Accomplishments

With the unprecedented growth-rate at which data is being collected and stored electronically in almost all fields of human endeavor, the efficient and responsible extraction of useful information from data has become a crucial scientific challenge and a critical economic need. In the early 1990’s, Rakesh and his team began devising algorithms for asking open-ended queries, eventually authoring a 1993 paper on association rule discovery that later became the foundational paper for the field of knowledge discovery and data mining. Association rule discovery is a data mining approach to find unexpected patterns in large data sets. Rakesh is fondly referred to as the father of data mining because of this seminal work and other fundamental data mining concepts and technologies he devised. It is noteworthy that the ACM SIG on Knowledge Discovery and Data Mining awarded its inaugural Innovations Award for outstanding technical contributions to the field to Rakesh. Four of his papers on data mining have received “test-of-time” awards: two from SIGMOD and one each from VLDB and ICDE.

It is rare that a researcher’s work creates not only a product, but a whole new industry. IBM’s data mining product, Intelligent Miner, grew straight out of Rakesh’s research. IBM’s introduction of Intelligent Miner and associated services created a new category of software and services.
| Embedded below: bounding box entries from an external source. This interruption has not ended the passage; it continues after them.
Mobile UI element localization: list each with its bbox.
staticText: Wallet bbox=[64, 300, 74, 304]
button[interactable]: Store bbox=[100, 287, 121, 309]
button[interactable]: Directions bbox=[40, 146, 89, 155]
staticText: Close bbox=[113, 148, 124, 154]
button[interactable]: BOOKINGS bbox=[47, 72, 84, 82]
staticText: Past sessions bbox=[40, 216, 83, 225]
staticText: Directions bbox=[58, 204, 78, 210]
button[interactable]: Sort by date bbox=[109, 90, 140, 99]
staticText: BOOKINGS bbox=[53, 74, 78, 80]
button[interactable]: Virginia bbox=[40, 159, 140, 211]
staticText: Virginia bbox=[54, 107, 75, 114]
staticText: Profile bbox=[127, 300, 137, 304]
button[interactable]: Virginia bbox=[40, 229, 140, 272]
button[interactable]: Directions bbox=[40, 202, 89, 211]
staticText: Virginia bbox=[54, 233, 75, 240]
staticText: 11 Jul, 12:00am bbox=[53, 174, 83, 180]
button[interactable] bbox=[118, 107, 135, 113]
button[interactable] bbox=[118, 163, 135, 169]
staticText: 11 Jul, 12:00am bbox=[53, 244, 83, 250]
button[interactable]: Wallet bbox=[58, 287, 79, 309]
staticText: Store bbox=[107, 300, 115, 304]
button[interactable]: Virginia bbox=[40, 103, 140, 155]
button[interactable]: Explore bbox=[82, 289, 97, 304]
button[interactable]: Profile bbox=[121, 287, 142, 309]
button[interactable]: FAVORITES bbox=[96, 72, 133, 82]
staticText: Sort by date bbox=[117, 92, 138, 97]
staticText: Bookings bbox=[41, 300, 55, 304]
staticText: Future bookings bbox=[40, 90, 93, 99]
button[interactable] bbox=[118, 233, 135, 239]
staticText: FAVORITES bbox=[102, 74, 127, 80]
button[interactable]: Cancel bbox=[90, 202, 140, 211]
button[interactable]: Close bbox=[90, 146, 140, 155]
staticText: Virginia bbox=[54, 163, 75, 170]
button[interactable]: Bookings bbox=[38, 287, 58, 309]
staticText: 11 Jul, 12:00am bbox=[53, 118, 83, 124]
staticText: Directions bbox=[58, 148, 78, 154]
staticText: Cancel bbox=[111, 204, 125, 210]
His research has been incorporated into many other commercial products, including DB2 Mining Extender, DB2 OLAP Server, WebSphere Commerce Server, and Microsoft Bing Search engine, as well as many research prototypes and applications.

Subsequently, Rakesh and his team pioneered key concepts in data privacy, including Hippocratic Database, Privacy-Preserving Data Mining, and Sovereign Information Sharing. In a series of papers, the Hippocratic database work laid out the principles, architecture, and technologies for a database system that included the responsibility for privacy of data as a founding tenet. The privacy-preserving data mining work invented techniques for building accurate decision models without accessing precise information in individual data records. The sovereign information sharing work allows autonomous entities to apply database operations across private databases in such a way that no information apart from the result is revealed. These bodies of work have gained increasing importance given the emergence of cloud computing and well-publicized inadvertent and intentional misuse of data collections. In recognition, SIGMOD 2014 selected one of his data privacy related papers to receive the test-of-time award.

Recently, Rakesh and colleagues have been furthering and applying data mining in a very innovative and novel way to enhance electronic textbooks and online education. This body of work has already provided technologies for algorithmically identifying deficient sections in a textbook, augmenting textbooks with rich content in multiple format mined from the Web, and forming study teams with the goal of maximizing overall learning. Given the criticality of high quality education for success in modern society, this body of work is destined to gain increasing importance.